When I met Rajkumari Markam two weeks ago, she was alone in a shelter home with a capacity of 50. The others were sent home in buses and trains, but none were leaving for her hometown in Chhattisgarh.
The 23-year-old smiled at me but her eyes were sad. She began telling me her story; "my husband took my three-year-old son and ran away in March. I've been alone since then. I used to work as domestic help in Noida."
"My employers told me to stop coming because I could be a carrier," she said, matter-of-factly. Unable to pay rent, she sought help from the police, who sent her to the shelter.
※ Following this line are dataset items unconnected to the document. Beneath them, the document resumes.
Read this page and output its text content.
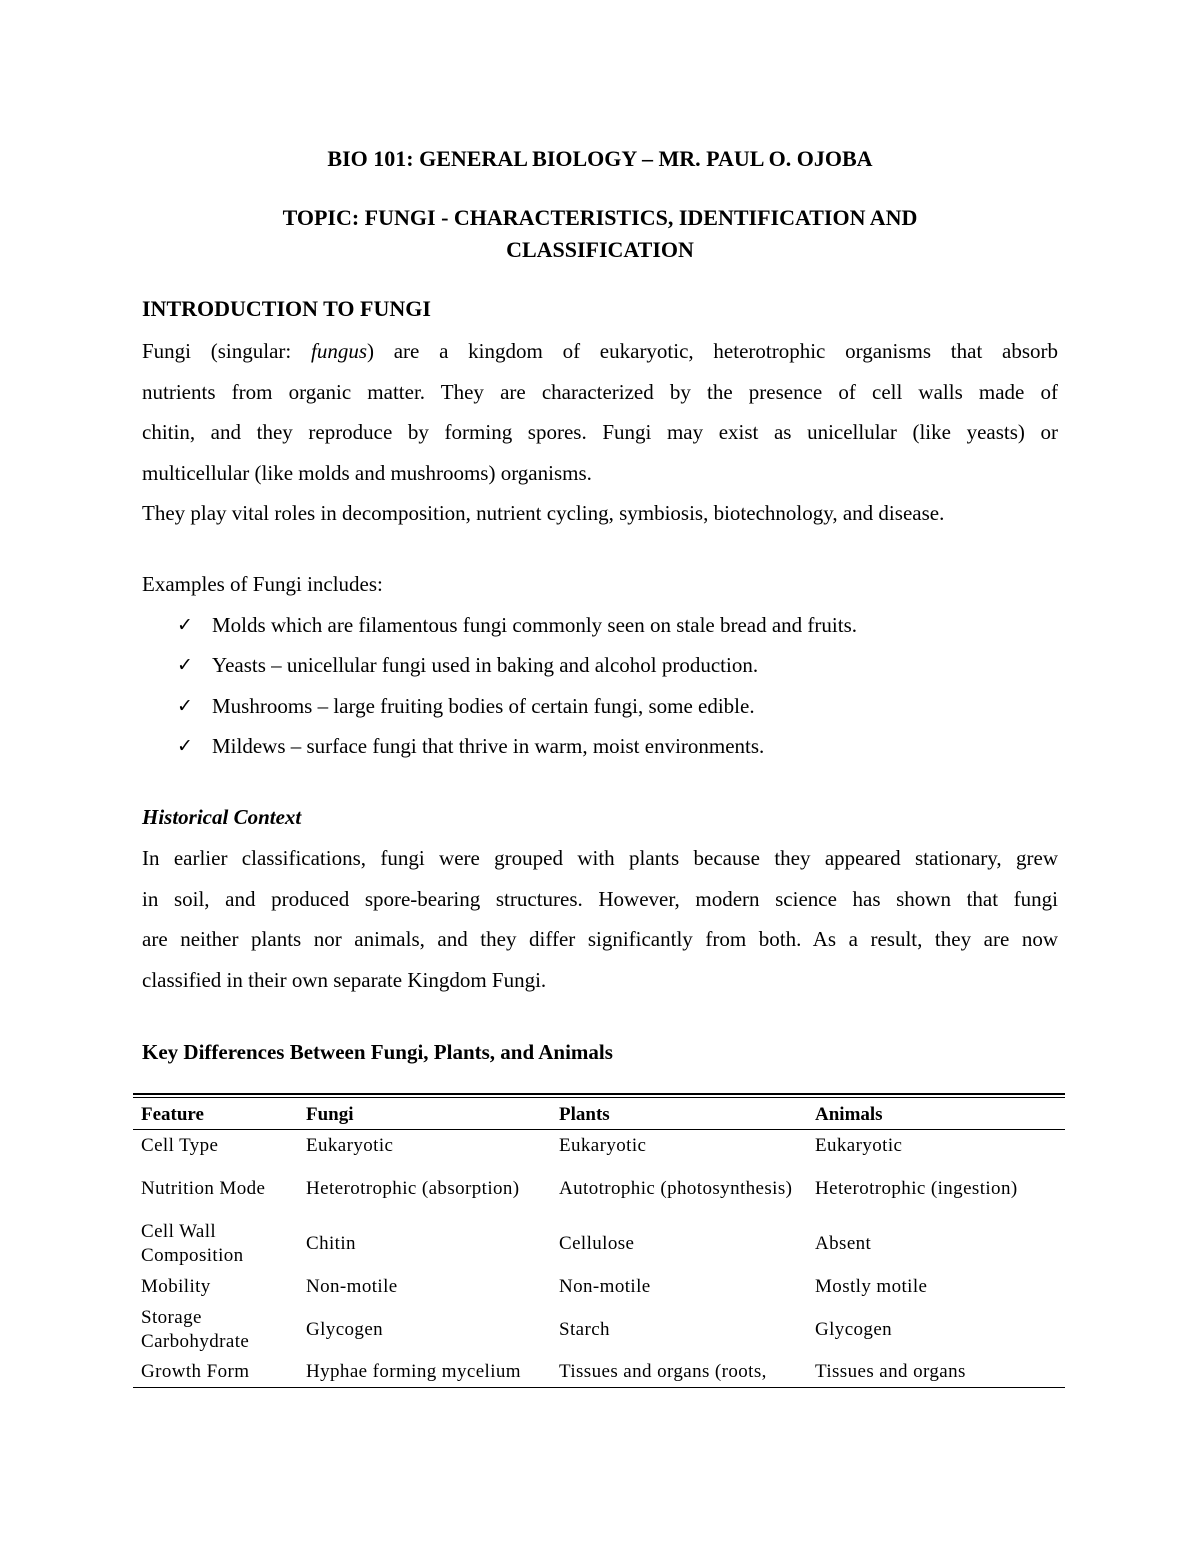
BIO 101: GENERAL BIOLOGY – MR. PAUL O. OJOBA
TOPIC: FUNGI - CHARACTERISTICS, IDENTIFICATION AND
CLASSIFICATION
INTRODUCTION TO FUNGI
Fungi (singular: fungus) are a kingdom of eukaryotic, heterotrophic organisms that absorb
nutrients from organic matter. They are characterized by the presence of cell walls made of
chitin, and they reproduce by forming spores. Fungi may exist as unicellular (like yeasts) or
multicellular (like molds and mushrooms) organisms.
They play vital roles in decomposition, nutrient cycling, symbiosis, biotechnology, and disease.
Examples of Fungi includes:
✓ Molds which are filamentous fungi commonly seen on stale bread and fruits.
✓ Yeasts – unicellular fungi used in baking and alcohol production.
✓ Mushrooms – large fruiting bodies of certain fungi, some edible.
✓ Mildews – surface fungi that thrive in warm, moist environments.
Historical Context
In earlier classifications, fungi were grouped with plants because they appeared stationary, grew
in soil, and produced spore-bearing structures. However, modern science has shown that fungi
are neither plants nor animals, and they differ significantly from both. As a result, they are now
classified in their own separate Kingdom Fungi.
Key Differences Between Fungi, Plants, and Animals
Feature	Fungi	Plants	Animals
Cell Type	Eukaryotic	Eukaryotic	Eukaryotic
Nutrition Mode	Heterotrophic (absorption)	Autotrophic (photosynthesis)	Heterotrophic (ingestion)
Cell Wall Composition	Chitin	Cellulose	Absent
Mobility	Non-motile	Non-motile	Mostly motile
Storage Carbohydrate	Glycogen	Starch	Glycogen
Growth Form	Hyphae forming mycelium	Tissues and organs (roots,	Tissues and organs
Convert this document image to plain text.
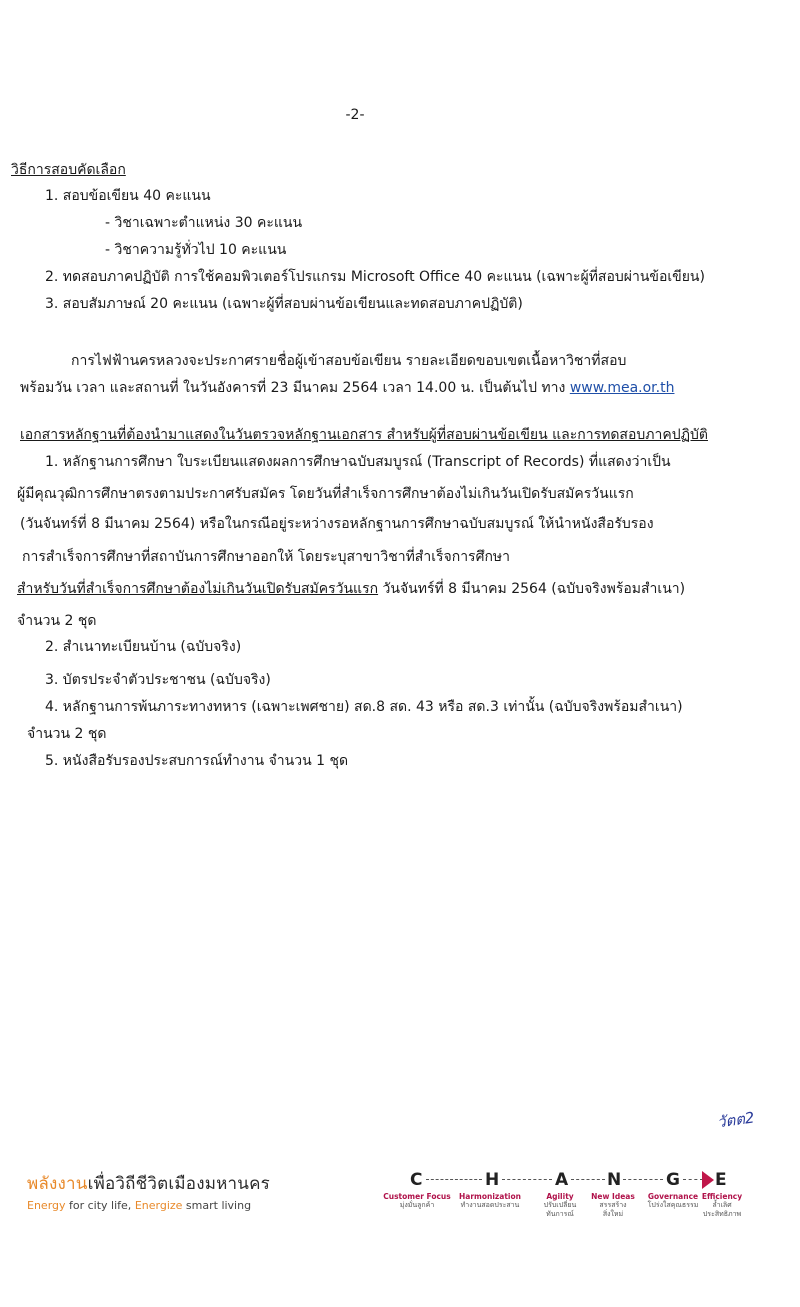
-2-
วิธีการสอบคัดเลือก
1. สอบข้อเขียน 40 คะแนน
- วิชาเฉพาะตำแหน่ง 30 คะแนน
- วิชาความรู้ทั่วไป 10 คะแนน
2. ทดสอบภาคปฏิบัติ การใช้คอมพิวเตอร์โปรแกรม Microsoft Office 40 คะแนน (เฉพาะผู้ที่สอบผ่านข้อเขียน)
3. สอบสัมภาษณ์ 20 คะแนน (เฉพาะผู้ที่สอบผ่านข้อเขียนและทดสอบภาคปฏิบัติ)
การไฟฟ้านครหลวงจะประกาศรายชื่อผู้เข้าสอบข้อเขียน รายละเอียดขอบเขตเนื้อหาวิชาที่สอบ
พร้อมวัน เวลา และสถานที่ ในวันอังคารที่ 23 มีนาคม 2564 เวลา 14.00 น. เป็นต้นไป ทาง www.mea.or.th
เอกสารหลักฐานที่ต้องนำมาแสดงในวันตรวจหลักฐานเอกสาร สำหรับผู้ที่สอบผ่านข้อเขียน และการทดสอบภาคปฏิบัติ
1. หลักฐานการศึกษา ใบระเบียนแสดงผลการศึกษาฉบับสมบูรณ์ (Transcript of Records) ที่แสดงว่าเป็น
ผู้มีคุณวุฒิการศึกษาตรงตามประกาศรับสมัคร โดยวันที่สำเร็จการศึกษาต้องไม่เกินวันเปิดรับสมัครวันแรก
(วันจันทร์ที่ 8 มีนาคม 2564) หรือในกรณีอยู่ระหว่างรอหลักฐานการศึกษาฉบับสมบูรณ์ ให้นำหนังสือรับรอง
การสำเร็จการศึกษาที่สถาบันการศึกษาออกให้ โดยระบุสาขาวิชาที่สำเร็จการศึกษา
สำหรับวันที่สำเร็จการศึกษาต้องไม่เกินวันเปิดรับสมัครวันแรก วันจันทร์ที่ 8 มีนาคม 2564 (ฉบับจริงพร้อมสำเนา)
จำนวน 2 ชุด
2. สำเนาทะเบียนบ้าน (ฉบับจริง)
3. บัตรประจำตัวประชาชน (ฉบับจริง)
4. หลักฐานการพ้นภาระทางทหาร (เฉพาะเพศชาย) สด.8 สด. 43 หรือ สด.3 เท่านั้น (ฉบับจริงพร้อมสำเนา)
จำนวน 2 ชุด
5. หนังสือรับรองประสบการณ์ทำงาน จำนวน 1 ชุด
วัตต2
พลังงานเพื่อวิถีชีวิตเมืองมหานคร
Energy for city life, Energize smart living
C	H	A N	G E
Customer Focus
มุ่งมั่นลูกค้า
Harmonization
ทำงานสอดประสาน
Agility
ปรับเปลี่ยนทันการณ์
New Ideas
สรรสร้างสิ่งใหม่
Governance
โปร่งใสคุณธรรม
Efficiency
ล้ำเลิศประสิทธิภาพ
She tried to stay positive. When asked how she spent her time alone at the shelter, she said she watched films; some Hindi, mostly Bhojpuri. She didn't talk to her parents. Why, you ask? She couldn't.
"My brother-in-law is the only person with a phone in the family. He does not want me to go back home because he thinks I will take up a share of the property. He does not facilitate the conversation with my family, nor does he want me to go return to the village."
The woman is mistreated by all the men in her family, her misfortune, only intensified by the lockdown. My heart reaches out to all the Rajkumaris of our country - mother's carrying children on their backs, pregnant women walking home, women bleeding through it all.
Rajkumari left for Chhattisgarh last week. There's no way to tell how she's doing because she does not own a phone.